Synopses & Reviews
Winner of the 1991 Agnes Lynch Starrett Poetry Prize.
The poems in this book deal with life in a Pennsylvania Mennonite community and the tensions and conflicts that exist for the speaker as she tries to be true to two worlds, the other being New York City.
Review
"Kasdorf chronicles her difficult journey from the Mennonite community into which she was born to a secular life in New York City. The material presents an interesting and unusually close portrait of the Amish people--for the most part without sentimentality. . . . Paradoxically, the speaker justifies her new way of life by citing the lessons she learned as a child."
--Publishers Weekly
Review
“This is as good as poetry gets.

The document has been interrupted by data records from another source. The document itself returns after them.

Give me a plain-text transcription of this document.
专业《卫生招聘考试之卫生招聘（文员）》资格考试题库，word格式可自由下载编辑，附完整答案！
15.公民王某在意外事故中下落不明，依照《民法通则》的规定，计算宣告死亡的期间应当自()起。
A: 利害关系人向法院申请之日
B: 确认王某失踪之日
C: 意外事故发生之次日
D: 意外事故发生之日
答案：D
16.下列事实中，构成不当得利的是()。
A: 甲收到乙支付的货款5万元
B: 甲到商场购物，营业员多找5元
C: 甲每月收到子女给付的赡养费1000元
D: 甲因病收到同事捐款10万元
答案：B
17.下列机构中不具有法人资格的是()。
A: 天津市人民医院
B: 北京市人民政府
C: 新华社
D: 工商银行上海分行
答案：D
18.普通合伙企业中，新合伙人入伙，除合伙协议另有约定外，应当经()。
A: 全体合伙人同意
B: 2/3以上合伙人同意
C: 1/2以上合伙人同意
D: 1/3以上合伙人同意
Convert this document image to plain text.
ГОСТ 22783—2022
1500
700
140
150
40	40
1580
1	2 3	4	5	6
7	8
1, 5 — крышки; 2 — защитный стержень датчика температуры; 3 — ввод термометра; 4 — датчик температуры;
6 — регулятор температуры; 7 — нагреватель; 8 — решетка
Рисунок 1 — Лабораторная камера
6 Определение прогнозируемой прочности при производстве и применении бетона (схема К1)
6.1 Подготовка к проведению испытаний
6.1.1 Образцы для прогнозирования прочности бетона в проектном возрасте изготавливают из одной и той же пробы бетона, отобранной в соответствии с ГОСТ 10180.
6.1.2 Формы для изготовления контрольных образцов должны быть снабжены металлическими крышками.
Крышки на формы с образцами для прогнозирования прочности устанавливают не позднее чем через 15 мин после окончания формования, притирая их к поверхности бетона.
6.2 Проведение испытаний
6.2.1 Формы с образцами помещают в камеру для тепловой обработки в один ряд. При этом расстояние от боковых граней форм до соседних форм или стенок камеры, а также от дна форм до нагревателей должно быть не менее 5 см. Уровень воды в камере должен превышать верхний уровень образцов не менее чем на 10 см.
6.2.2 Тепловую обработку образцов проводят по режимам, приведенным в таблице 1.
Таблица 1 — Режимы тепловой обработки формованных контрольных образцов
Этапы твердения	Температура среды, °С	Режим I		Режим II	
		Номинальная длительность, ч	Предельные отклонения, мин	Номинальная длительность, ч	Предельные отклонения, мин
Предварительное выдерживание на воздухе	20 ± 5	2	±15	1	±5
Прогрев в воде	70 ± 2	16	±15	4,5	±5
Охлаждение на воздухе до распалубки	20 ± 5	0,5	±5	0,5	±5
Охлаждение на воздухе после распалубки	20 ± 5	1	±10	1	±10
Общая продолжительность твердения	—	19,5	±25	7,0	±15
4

The poems are tightly wrung, sweetness and pain intermingled.”
--Festival Quarterly
About the Author
Julia Spicher Kasdorf is associate professor of English and women’s studies at Pennsylvania State University. She is the author of two other poetry collections: Eve’s Striptease and Poetry in America. Her poems have appeared in the New Yorker, Paris Review, and Poetry, as well as numerous anthologies, including the 2003 Pushcart collection. The recipient of a National Endowment for the Arts fellowship, Kasdorf is also the author of The Body and the Book: Writing from a Mennonite Life and Fixing Tradition: Joseph W. Yoder, Amish American.